I started thinking about this problem in a specific debate context (for a specific application), before realizing that it isn't so useful after all. Still, the math is quite interesting.

Here's the original question that got me thinking: Is there a way to assign weighted wins -- round 1 wins count for so much, round 2 wins count for something different, and so on -- such that a tournament can produce a ranking that is consistent with the actual results, such that if team A beats team B, and they finish with the same win-loss record, A must be ranked above B? (Thanks to Steve Gray for coming up with the original idea to use weighted wins this way.) The point values for each round must be decreasing for this to work. If team A beats team B in round 1 for 1 point, then all subsequent point values must be smaller, or else B would have the chance to tie (with an equal number of wins) or surpass A (with an equal number of wins -- of course, B should surpass A if it wins more total rounds than A). I tested out a specific set of weighted win points that meets both of these conditions: {1, 0.9, 0.89, 0.889, 0.8889, 0.88889}. I'll write more on why this particular set works later in this post. The results of the test follows:

Pick any point where you might compare two teams, and you can see that you can always tell who got there by winning the earlier round(s). As you can see from the bottom row, it is possible to distinguish every one of the 64 possible pathways (2^6) that a team could take through the tournament (e.g., WLLWWL), and the results line up nicely in order -- that is, an earlier win always ranks a team higher (e.g., WWLWLL is ranked higher than WLLWWL). The earlier win is ranked higher, because that way, there is no possibility a team is ranked lower than someone they beat. NB: This only works if everyone debates within brackets. It fails to hold as a true assumption for pull-up rounds, so this system would fail utterly for round robins.

However, it is not the pull-up problem that scuppers this system (I think it's somewhat solvable for one-win pull-up rounds with half-points). The problem is that this system produces a ranking that is consistent with the actual win-loss results; it does not necessarily produce the most desirable ranking. True, teams are never ranked below someone they beat, but this system overdoes it: teams are ranked by the order in which they won rounds.
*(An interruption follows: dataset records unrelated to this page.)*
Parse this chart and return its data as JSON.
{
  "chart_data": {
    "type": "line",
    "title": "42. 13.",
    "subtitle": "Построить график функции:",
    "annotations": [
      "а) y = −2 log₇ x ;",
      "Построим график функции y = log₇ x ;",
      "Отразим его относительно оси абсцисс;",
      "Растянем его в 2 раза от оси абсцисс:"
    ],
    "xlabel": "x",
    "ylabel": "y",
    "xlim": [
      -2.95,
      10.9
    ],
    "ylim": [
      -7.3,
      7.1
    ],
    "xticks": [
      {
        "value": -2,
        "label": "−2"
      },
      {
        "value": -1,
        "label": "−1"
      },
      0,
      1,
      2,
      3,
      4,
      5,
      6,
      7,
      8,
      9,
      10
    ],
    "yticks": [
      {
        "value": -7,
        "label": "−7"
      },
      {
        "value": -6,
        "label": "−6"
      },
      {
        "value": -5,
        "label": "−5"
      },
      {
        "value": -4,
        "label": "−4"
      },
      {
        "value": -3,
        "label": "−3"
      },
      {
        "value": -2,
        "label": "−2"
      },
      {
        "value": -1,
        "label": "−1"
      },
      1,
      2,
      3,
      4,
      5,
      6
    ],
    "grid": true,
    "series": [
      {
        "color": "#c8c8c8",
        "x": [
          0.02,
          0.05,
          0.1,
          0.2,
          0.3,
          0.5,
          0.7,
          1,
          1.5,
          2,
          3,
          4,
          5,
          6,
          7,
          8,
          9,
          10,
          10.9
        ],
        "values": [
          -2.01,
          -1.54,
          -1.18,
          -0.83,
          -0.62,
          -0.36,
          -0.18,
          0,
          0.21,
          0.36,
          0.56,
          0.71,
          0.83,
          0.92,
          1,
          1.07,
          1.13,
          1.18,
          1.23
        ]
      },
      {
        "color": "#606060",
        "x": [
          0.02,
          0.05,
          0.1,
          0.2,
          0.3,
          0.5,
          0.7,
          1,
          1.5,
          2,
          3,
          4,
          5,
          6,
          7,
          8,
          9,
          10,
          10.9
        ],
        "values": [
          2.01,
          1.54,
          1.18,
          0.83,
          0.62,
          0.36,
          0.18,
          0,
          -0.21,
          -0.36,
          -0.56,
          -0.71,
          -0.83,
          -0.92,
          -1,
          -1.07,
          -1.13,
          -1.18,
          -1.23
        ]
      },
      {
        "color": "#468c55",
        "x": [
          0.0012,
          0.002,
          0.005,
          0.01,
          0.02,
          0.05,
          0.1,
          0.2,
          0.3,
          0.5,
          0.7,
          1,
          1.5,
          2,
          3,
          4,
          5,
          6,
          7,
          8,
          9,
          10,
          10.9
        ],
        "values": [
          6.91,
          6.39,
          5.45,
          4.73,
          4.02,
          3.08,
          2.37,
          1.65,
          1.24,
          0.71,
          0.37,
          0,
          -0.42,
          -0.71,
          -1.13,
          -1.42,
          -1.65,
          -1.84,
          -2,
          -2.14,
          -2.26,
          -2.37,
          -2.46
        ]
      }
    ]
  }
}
What about an excellent 4-2 team with great speaker points who loses the first two random rounds to the top 4-2 teams? To the good, this excellent 4-2 team will be ranked below the top two 4-2 teams (because LLWWWW is worth fewer points than, for example, WLWWWL and LWWWLW); to the excess, this team will be ranked below EVERY 4-2 team who happened to win either of the first two rounds. It's throwing the baby out with the bath water. Furthermore, it makes no sense to use this kind of weighted wins as a third or fourth tie-breaker. If speaker points are the first tie-breaker, then it becomes possible to rank a team below someone they have beaten. It's an all-or-nothing solution, and no one would think that the rankings it produces are good.

The math behind this problem turns out to be more interesting than the originally intended application. Some patterns emerge in any set of numbers that work for weighted wins. In the set of numbers {a, b, c, d, e, f }, the terms must be decreasing, so a > b > c > d > e > f is the first condition. However, not just any set of decreasing terms will work. For example, if the weighted win points were {1, 0.9, 0.8, 0.7, 0.6, 0.5}, the system breaks down: for two 2-0 teams, a round 1 and round 6 win totals 1.5 points, but it should beat a round 2 and round 3 win, which totals 1.7 points. Therefore, the second, trickier condition is that the decreases must decrease, that is, while the slope is negative (negative first derivative) the set must have upward concavity (positive second derivative). Going to my original set of numbers {1, 0.9, 0.89, 0.889, 0.8889, 0.88889}, the terms are decreasing, meeting the first condition, and the decrease is decreasing {-0.1, -0.01, -0.001, -0.0001, -0.00001}, meeting the second condition.

Looking at the chart, every unmarked place is one where any set of numbers that meets only the first condition will be true. For example, on the line of round 3, as long as a > b > c, then a+b > a+c > b+c; it's analytically true. Every marked place is one where a set of numbers that meets only the first condition might fail; only sets meeting both conditions must be true. For example, on the line of round 4, a+d must be > b+c only if the second condition is also met. I made up a term for a set that meets the conditions of this problem: an "inequality ordered set." The definition would be: a set of numbers, such that for any two equally-sized subsets created without repetition of terms, the subset with the single largest term always has the largest sum. For example, a+f > b+c and a+e+f > b+c+d.

I wondered whether it is possible to create an infinitely long "inequality ordered set." Two possible ways to create such an infinite set: {1, (1/x), (1/x^2), ...} and {1, 1-(1/x), 1-(1/x)-(1/x^2), ...}. For the first kind, the smallest x that still works is about 2. For the second kind, the smallest x that still works is about 1.25. I'm working on writing a proof of these.